McCoy knows those techniques and can expound upon them, but as the show's host, he provides others to explain the intricacies that come with raising livestock. In the opening show of the season, he gets a little help from some members of his family that talk about what it's like on their ranches.

"My family was very close," Callison said during the show. "We worked together; we played together."

It's that closeness that shines so brightly in the first episode, but that's the background that has guided Cord McCoy to any success he's had. He's a five-time world champion in the International Professional Rodeo Association, a 2005 bull riding qualifier to the Wrangler National Finals Rodeo and has qualified numerous times for the Professional Bull Riders Built Ford Tough World Championships.

"We wanted to establish who Cord is and how he got to where he is now in this episode," said Brad Zanin, owner of Cow Horse Productions and producer of "The Ride."

McCoy and Jet – who is just 13 months older – were part of two seasons on the reality TV series "The Amazing Race," a marathon of around-the-world travels in which the winning two-person team claims the $1 million prize. That series put the cowboys on the international map, but it also showed the world that there is more to being a cowboy than the stereotypes that have been portrayed. It all comes back to how the McCoys live their lives.
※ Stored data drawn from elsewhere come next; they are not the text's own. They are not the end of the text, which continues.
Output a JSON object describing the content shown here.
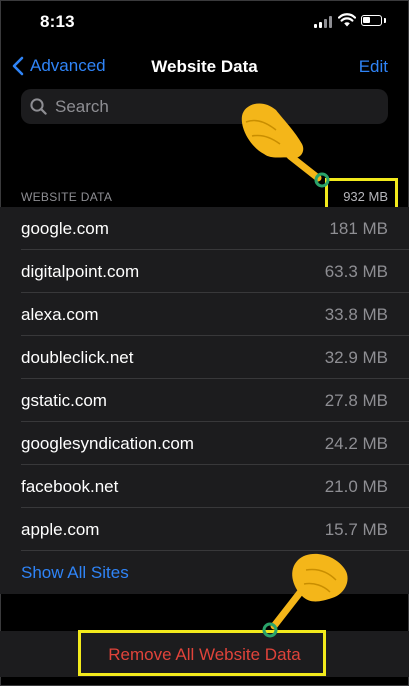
{
  "status_bar": {
    "time": "8:13"
  },
  "nav": {
    "back_label": "Advanced",
    "title": "Website Data",
    "edit_label": "Edit"
  },
  "search": {
    "placeholder": "Search"
  },
  "section": {
    "title": "WEBSITE DATA",
    "total": "932 MB"
  },
  "sites": [
    {
      "name": "google.com",
      "size": "181 MB"
    },
    {
      "name": "digitalpoint.com",
      "size": "63.3 MB"
    },
    {
      "name": "alexa.com",
      "size": "33.8 MB"
    },
    {
      "name": "doubleclick.net",
      "size": "32.9 MB"
    },
    {
      "name": "gstatic.com",
      "size": "27.8 MB"
    },
    {
      "name": "googlesyndication.com",
      "size": "24.2 MB"
    },
    {
      "name": "facebook.net",
      "size": "21.0 MB"
    },
    {
      "name": "apple.com",
      "size": "15.7 MB"
    }
  ],
  "show_all_label": "Show All Sites",
  "remove_label": "Remove All Website Data",
  "colors": {
    "accent": "#2f84f7",
    "destructive": "#e0433a",
    "highlight": "#f2ea1c",
    "pointer": "#f4b619"
  },
  "icons": {
    "back": "chevron-left-icon",
    "search": "magnifier-icon",
    "pointer": "hand-pointer-icon"
  }
}
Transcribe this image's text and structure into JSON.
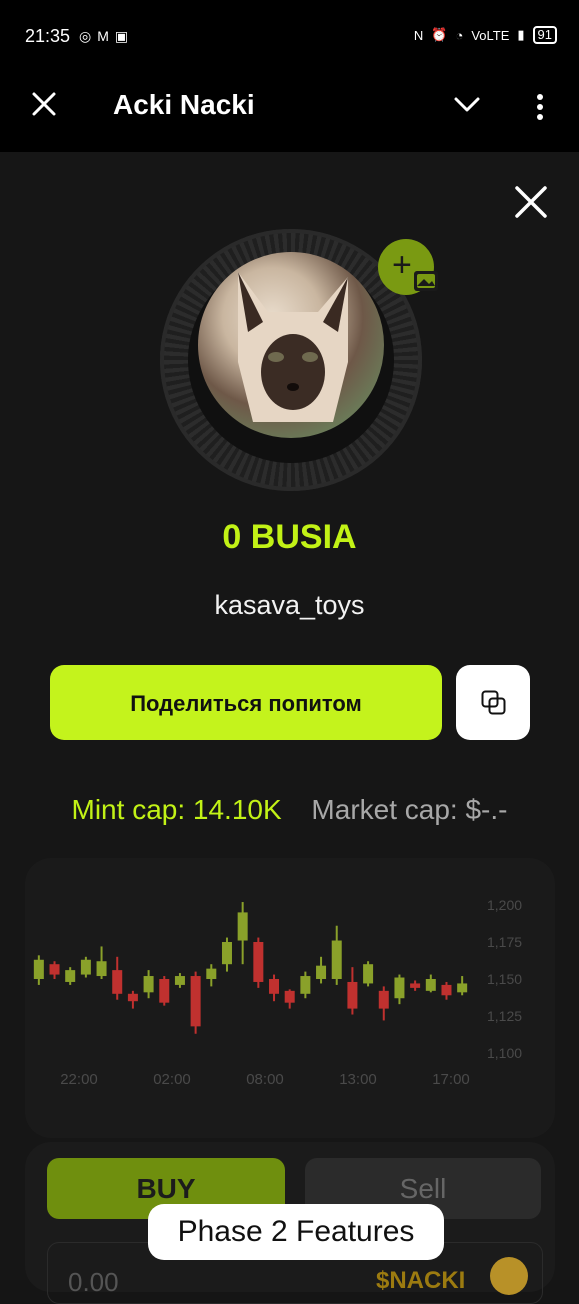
{
  "status_bar": {
    "time": "21:35",
    "app_icons": [
      "instagram-icon",
      "gmail-icon",
      "notification-app-icon"
    ],
    "right_icons": [
      "nfc-icon",
      "alarm-icon",
      "wifi-icon",
      "volte-icon",
      "signal-icon"
    ],
    "volte_label": "VoLTE",
    "battery": "91"
  },
  "app_bar": {
    "title": "Acki Nacki"
  },
  "profile": {
    "balance": "0 BUSIA",
    "username": "kasava_toys"
  },
  "actions": {
    "share_label": "Поделиться попитом"
  },
  "caps": {
    "mint": "Mint cap: 14.10K",
    "market": "Market cap: $-.-"
  },
  "chart_data": {
    "type": "candlestick",
    "x_ticks": [
      "22:00",
      "02:00",
      "08:00",
      "13:00",
      "17:00"
    ],
    "y_ticks": [
      "1,200",
      "1,175",
      "1,150",
      "1,125",
      "1,100"
    ],
    "ylim": [
      1100,
      1200
    ],
    "candles": [
      {
        "open": 1150,
        "close": 1163,
        "high": 1166,
        "low": 1146
      },
      {
        "open": 1160,
        "close": 1153,
        "high": 1162,
        "low": 1150
      },
      {
        "open": 1148,
        "close": 1156,
        "high": 1158,
        "low": 1146
      },
      {
        "open": 1153,
        "close": 1163,
        "high": 1165,
        "low": 1151
      },
      {
        "open": 1152,
        "close": 1162,
        "high": 1172,
        "low": 1150
      },
      {
        "open": 1156,
        "close": 1140,
        "high": 1165,
        "low": 1136
      },
      {
        "open": 1140,
        "close": 1135,
        "high": 1142,
        "low": 1130
      },
      {
        "open": 1141,
        "close": 1152,
        "high": 1156,
        "low": 1137
      },
      {
        "open": 1150,
        "close": 1134,
        "high": 1152,
        "low": 1132
      },
      {
        "open": 1146,
        "close": 1152,
        "high": 1154,
        "low": 1144
      },
      {
        "open": 1152,
        "close": 1118,
        "high": 1155,
        "low": 1113
      },
      {
        "open": 1150,
        "close": 1157,
        "high": 1160,
        "low": 1145
      },
      {
        "open": 1160,
        "close": 1175,
        "high": 1178,
        "low": 1155
      },
      {
        "open": 1176,
        "close": 1195,
        "high": 1202,
        "low": 1160
      },
      {
        "open": 1175,
        "close": 1148,
        "high": 1178,
        "low": 1144
      },
      {
        "open": 1150,
        "close": 1140,
        "high": 1153,
        "low": 1135
      },
      {
        "open": 1142,
        "close": 1134,
        "high": 1143,
        "low": 1130
      },
      {
        "open": 1140,
        "close": 1152,
        "high": 1155,
        "low": 1137
      },
      {
        "open": 1150,
        "close": 1159,
        "high": 1165,
        "low": 1147
      },
      {
        "open": 1150,
        "close": 1176,
        "high": 1186,
        "low": 1146
      },
      {
        "open": 1148,
        "close": 1130,
        "high": 1158,
        "low": 1126
      },
      {
        "open": 1147,
        "close": 1160,
        "high": 1162,
        "low": 1145
      },
      {
        "open": 1142,
        "close": 1130,
        "high": 1145,
        "low": 1122
      },
      {
        "open": 1137,
        "close": 1151,
        "high": 1153,
        "low": 1133
      },
      {
        "open": 1147,
        "close": 1144,
        "high": 1149,
        "low": 1142
      },
      {
        "open": 1142,
        "close": 1150,
        "high": 1153,
        "low": 1141
      },
      {
        "open": 1146,
        "close": 1139,
        "high": 1148,
        "low": 1136
      },
      {
        "open": 1141,
        "close": 1147,
        "high": 1152,
        "low": 1139
      }
    ],
    "colors": {
      "up": "#8aa12a",
      "down": "#c0312f"
    }
  },
  "trade": {
    "buy_label": "BUY",
    "sell_label": "Sell",
    "amount_value": "0.00",
    "token_label": "$NACKI"
  },
  "toast": {
    "text": "Phase 2 Features"
  }
}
"I think my family has definitely kept us grounded," Cord McCoy said. "It's equal opportunity around the ranch; everybody has the opportunity to work. I think growing up in the Western way of life, you learn that no matter how much money you have, you can't tell a horse that or, in my line of work, a bull. Bulls can't read buckles, and they don't care what you've done.

"I think livestock keeps me grounded as well. My family works hard. We all work together, and we all work for the same goals."

That's rather evident in the opening episode of the season, which showcases the McCoys working – it includes gathering calves with Jet and Cord's wife, Sara, and show's Cord being the first to mount a newly purchased colt, handling the bucks and moves from the green horse.

Even when the show airs, it's still about family time.

"Every Monday, I get to go over with my family and enjoy the show we filmed," Cord McCoy said. "We get to share that with the rest of the world. It's pretty neat to be able to go watch where we've been and what we're doing."